Man pointing to large eye diagram on wall while children listen
Without the correction, the pain and scarring continues, eventually causing blindness.
Going from village to village, the team is taking treatment directly to those suffering from the disease.
Within Oromia alone, 200,000 people are at risk of going blind unless they have surgery.
Women are twice as likely as men to develop the disease as a result of caring for children who have active trachoma.
Mapping the problem
“Trachoma is a disease of poverty,” says Simon Bush, director of the Neglected Tropical Disease programme at Sightsavers.

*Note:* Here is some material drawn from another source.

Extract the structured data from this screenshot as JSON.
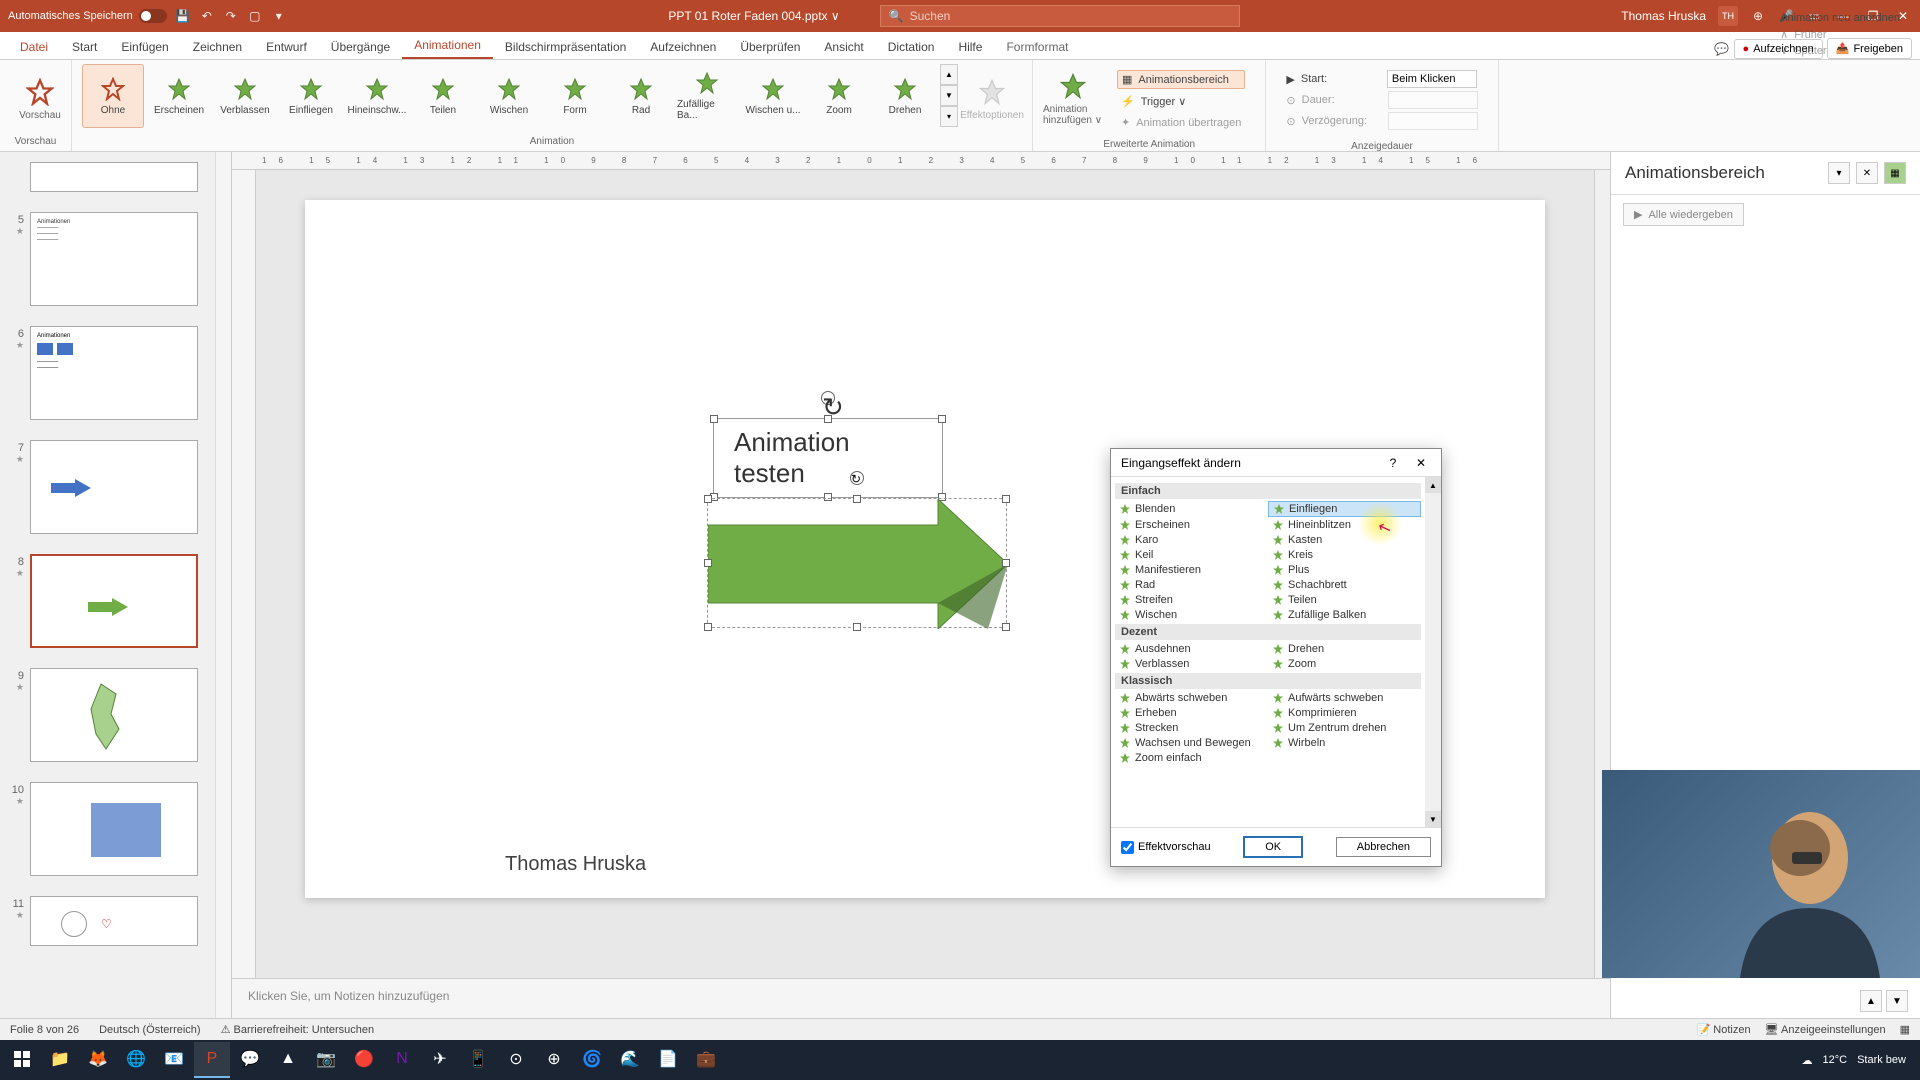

“It is endemic in areas which have poor access to water and sanitation.”
The British charity is leading a coalition of NGOs with the ambitious aim of ridding the world of trachoma by 2020.
The first step is to map the prevalence of the disease – a global survey to examine four million people in more than 30 countries by March 2015.
Key to the mapping process are specially trained ophthalmic nurses who visit each household in the survey area.
Using an app installed on a mobile device, results are instantly uploaded to a site which charts the mapping process.
Monitors also provide antibiotics to anyone showing signs of the infection, and refer those who cannot be treated in this way for surgery.
Two days after surgery, Misiak , a woman in her 40s, returns to the clinic with some trepidation to have her bandages removed.
She admits to having had a sleepless night, worrying about the outcome.
Dr Wondu Alemayehu watches proudly as two members of his surgical team remove Misiak’s bandages before applying ointment to both eyes.
Sitting up, Misiak is initially dazed, but as she begins to realise she can see again, a huge smile lights up her face.
“You are all beautiful!” she exclaims, reaching out to touch Dr Alemayehu’s hand.
“My goodness, it’s like I have been given another chance at life.”